WW II Airman Found Frozen in Glacier
The AT-7 went down in 1942. The wreckage wasn't discovered until 1947. One of the crew members aboard that military navigational trainer were found -- frozen in ice on California's Mount Mendel Glacier. The question is, who was this airman?
More than 60 years later, hikers found the frozen body of another airman while scaling Mount Mendel Glacier in the Sequoia National Park. The body was chipped from the 13,710-foot Mount Mendel and flown to the Fresno County coroner's office, still encased in hundreds of pounds of ice. The military worked to uncover the airman's identity and whether he was ever reported missing. It's believed the airman was frozen in the glacier for decades until a pair of climbers got much more than ever imagined on a hike.
"They were hiking, ice climbing. It's a popular ice climbing route in King Canyon. and what they noticed was the head and shoulder and a part of an arm of a person at the base of the glacier that had melted out over the course of this summer," explained Alexandra Picavet, from the National Park Service.
At the time, National Park Service representatives believe the serviceman was likely part of a crew aboard an AT-7 navigational training plane that crashed on November 18, 1942.
"When we got this report, we got the report of a person wearing a parachute with a patch that said U.S. Army Corp. There was no Air Force in 1942. That didn't come until 1947, or after World War II," said Picavet.
In 1947, five years after the crash, hikers discovered a portion of the plane, along with four bodies. Recovery crews didn't know there was at least one airman left behind.
The climbers who initially found the man said they could not find anything around his neck, but later they did cut out a piece of the parachute that was still strapped to his back. The crash is believed to be one of many that happened in the Sierras during the 1940's and 1950's.
No dog tags or other form of identification immediately found, but most of the body remained frozen for an extended period before experts found a name badge on his shirt. This became the first step in identifying the Ice Man using modern medical forensics.

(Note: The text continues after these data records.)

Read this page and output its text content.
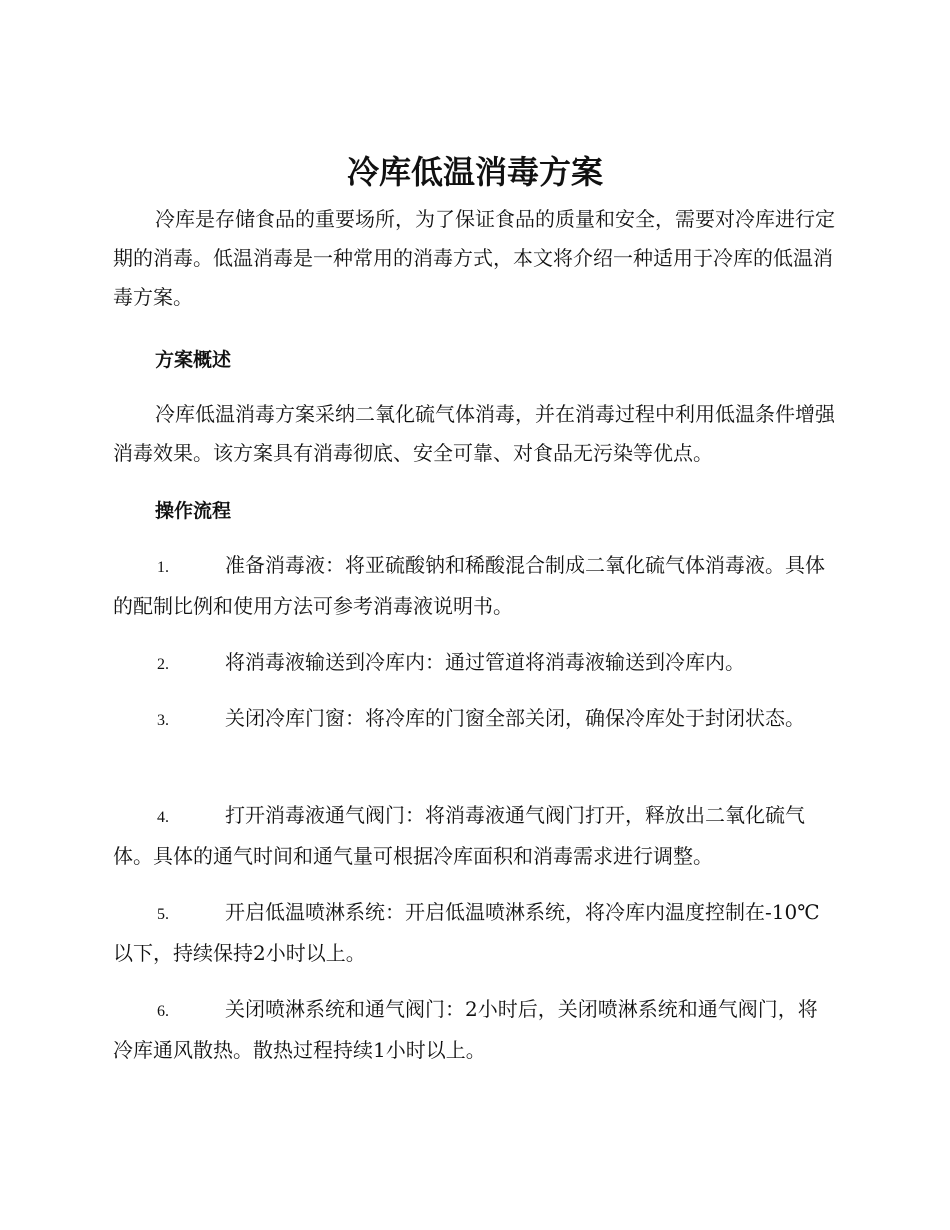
冷库低温消毒方案

冷库是存储食品的重要场所，为了保证食品的质量和安全，需要对冷库进行定期的消毒。低温消毒是一种常用的消毒方式，本文将介绍一种适用于冷库的低温消毒方案。

方案概述

冷库低温消毒方案采纳二氧化硫气体消毒，并在消毒过程中利用低温条件增强消毒效果。该方案具有消毒彻底、安全可靠、对食品无污染等优点。

操作流程

1.	准备消毒液：将亚硫酸钠和稀酸混合制成二氧化硫气体消毒液。具体的配制比例和使用方法可参考消毒液说明书。

2.	将消毒液输送到冷库内：通过管道将消毒液输送到冷库内。

3.	关闭冷库门窗：将冷库的门窗全部关闭，确保冷库处于封闭状态。

4.	打开消毒液通气阀门：将消毒液通气阀门打开，释放出二氧化硫气体。具体的通气时间和通气量可根据冷库面积和消毒需求进行调整。

5.	开启低温喷淋系统：开启低温喷淋系统，将冷库内温度控制在-10℃以下，持续保持2小时以上。

6.	关闭喷淋系统和通气阀门：2小时后，关闭喷淋系统和通气阀门，将冷库通风散热。散热过程持续1小时以上。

Loralee Cervantes, Fresno County Coroner, later began the process of defrosting the Ice Man’s body. Investigators wanted to keep as much of him intact as possible to aid in the identification. The process began with bringing him to room temperature to separate any clothing or other material found around the body. X-rays were taken in the hopes of finding dog tags but there were none. Cervantes said, “The body had massive injures,” and, “He didn’t survive the crash.” The body, before it was excavated, appeared to be face down with a frozen head, shoulder and arm protruding from the glacier.” Cervantes said, “His arms were outstretched like a bird, hands bent back in natural wrist potion. He was almost as if in a frog position. He was very dehydrated and weighed about 61 pounds.”
The identities of the crash victims were later identified and confirmed.
Based on interviews and research, Peter Stekel was able to reconstruct the last day in the lives of Lt. Gamber and Cadets Mustonen, Munn and Mortenson. Mysteries intrigue us because the “facts” of the story are often incomplete, vague and conflicting. In this story, Lt. William Gamber leaves Mather Field in AT-7 Navigator #41-21079, with three cadets on November 18, 1942, at 8:30 AM. Lt. Gamber is instrument-rated, an experienced pilot and flight instructor, with 709 hours [505 hours in the AT-7] in seven months. The cadets are on a “navigational training flight.” Lt. Gamber flies with no co-pilot, suggesting the three cadets were in pilot training though the official record is silent on this subject. The plane and its crew are never heard from again. The mystery deepens in 1947 when the plane is found 150 miles east of its turnaround point. Compounding the mystery for 20 journalists is a report stating that wreckage was discovered on the Darwin Glacier when the Ice Man is discovered October 2005 on the Mendel Glacier. Bad weather certainly caused the crash. Lost, and maybe in the clouds of an approaching front, Lt. Gamber found himself crossing the Sierra Nevada. Attempting to turn around within narrow Darwin Canyon, his AT-7 was unable to rise above encircling ridges and peaks and crashed. Confusion about the crash site was created by an inaccurate 1947 report.